Coming to attend Swapan's daughter's wedding was merely an excuse, the real reason being to catch up with friends. Swapan was the common link, which held together the Presidency College batch of 1969. Since he kept in touch with everybody, all you needed to do was keep in touch with him. The rest would follow.

So Deepak was down from Brussels, or if it is January it must be Dubai. Anol and Kaku were down from Delhi, I was down from Bangalore, Probir was down from Victoria House, or if it is Sunday it must be Tivoli Court (for the uninitiated, top Kolkata addresses) and Amit was down from wherever he was the night before because as HR bigwig of a corporate with a far flung empire, he was travelling all the time.

The wedding was beautiful, the combination of Bengali and Gujarati customs gave you two cultural treats for the cost of one, the food was vegetarian (courtesy to the guests from the boy's side) and divine (I had not had dalpuri or malai and jalebi like that in ages), but how to drop the wife back at Jadavpur at my in-laws? For that you have to cross the nightmare called the Jadavpur thana crossing.

The traffic there was always bad but got worse when the crossing was connected to the bypass, the road that is supposed to deliver the city's well heeled from its traffic and pollution and connect them straight to the airport.

At close to 11 pm, we took over 10 minutes to pass the traffic lights. Wedding day (on particular auspicious days every other person in the city is either getting married or attending someone's marriage), too many cars, said the taxi driver nonchalantly.

So it's not as bad on other days and at other times of the day, I asked.
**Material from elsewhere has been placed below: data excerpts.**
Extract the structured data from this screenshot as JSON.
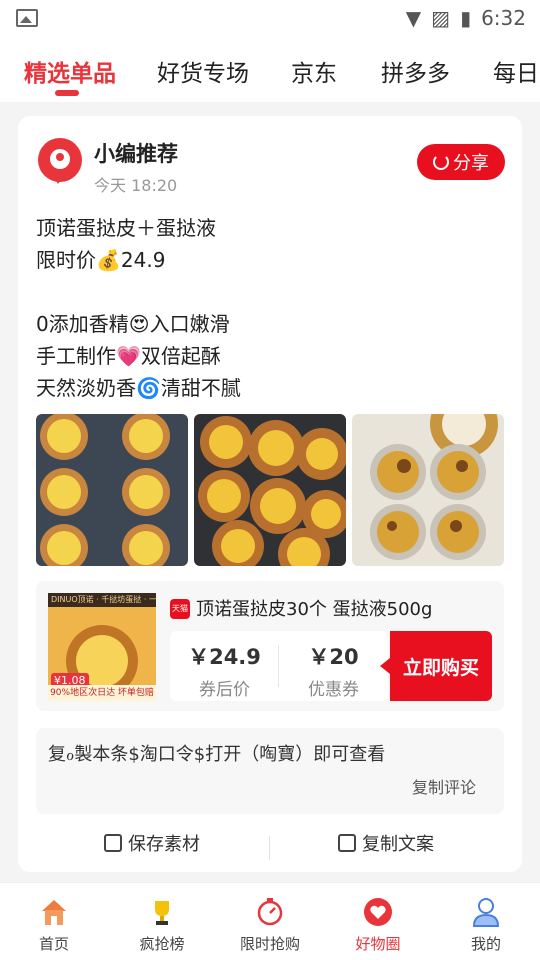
{
  "status_bar": {
    "time": "6:32"
  },
  "tabs": [
    {
      "label": "精选单品"
    },
    {
      "label": "好货专场"
    },
    {
      "label": "京东"
    },
    {
      "label": "拼多多"
    },
    {
      "label": "每日爆"
    }
  ],
  "post": {
    "author": "小编推荐",
    "time": "今天 18:20",
    "share_label": "分享",
    "text": "顶诺蛋挞皮＋蛋挞液\n限时价💰24.9\n\n0添加香精😍入口嫩滑\n手工制作💗双倍起酥\n天然淡奶香🌀清甜不腻"
  },
  "product": {
    "image_top_text": "DINUO顶诺 · 千挞坊蛋挞 · 一刻钟到手",
    "image_price": "¥1.08",
    "image_bottom_text": "90%地区次日达 坏单包赔",
    "store_badge": "天猫",
    "title": "顶诺蛋挞皮30个 蛋挞液500g",
    "price_after_coupon": "￥24.9",
    "price_after_coupon_label": "券后价",
    "coupon_value": "￥20",
    "coupon_label": "优惠券",
    "buy_label": "立即购买"
  },
  "comment": {
    "text": "复ℴ製本条$淘口令$打开（啕寶）即可查看",
    "copy_label": "复制评论"
  },
  "actions": {
    "save_material": "保存素材",
    "copy_text": "复制文案"
  },
  "bottom_nav": [
    {
      "label": "首页",
      "icon": "home-icon"
    },
    {
      "label": "疯抢榜",
      "icon": "trophy-icon"
    },
    {
      "label": "限时抢购",
      "icon": "timer-icon"
    },
    {
      "label": "好物圈",
      "icon": "heart-circle-icon",
      "active": true
    },
    {
      "label": "我的",
      "icon": "person-icon"
    }
  ],
  "colors": {
    "accent": "#e8343b",
    "buy_red": "#e8101f",
    "nav_blue": "#4a7fe0"
  }
}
Not so, he said.

There is this massive shopping mall that has come up down the road where the South City development is, so on ordinary days and at proper hours there is the normal shopper's jam. So this is as bad as it gets, I said, when we finally cleared the traffic lights. No, said the taxi driver again; wait till the people start moving into the hundreds of apartments that are also a part of South City. Welcome to post-colonial, post-planning market-friendly India where you simply get stranded.

Things must be better in Bangalore, commiserated my friend the next day, as we imbibed gin in the afternoon on the verandah of Calcutta Club, soaking in the sun that has come out at last after days of unseasonal rain and chilly temperatures. Suddenly, not all the sun and gin inside me was enough to keep the chill away and I shuddered.

Don't remind me of Bangalore, I said. If you have your South City we will soon have right near our office in Bangalore, UB City in full blast, several towers of god knows how many hundreds of thousands of square feet and a rooftop helipad to boot, and the same road space. Welcome to post-modern India which is set to meet a sudden death from imbibing too much of auto fumes while stranded in a traffic jam!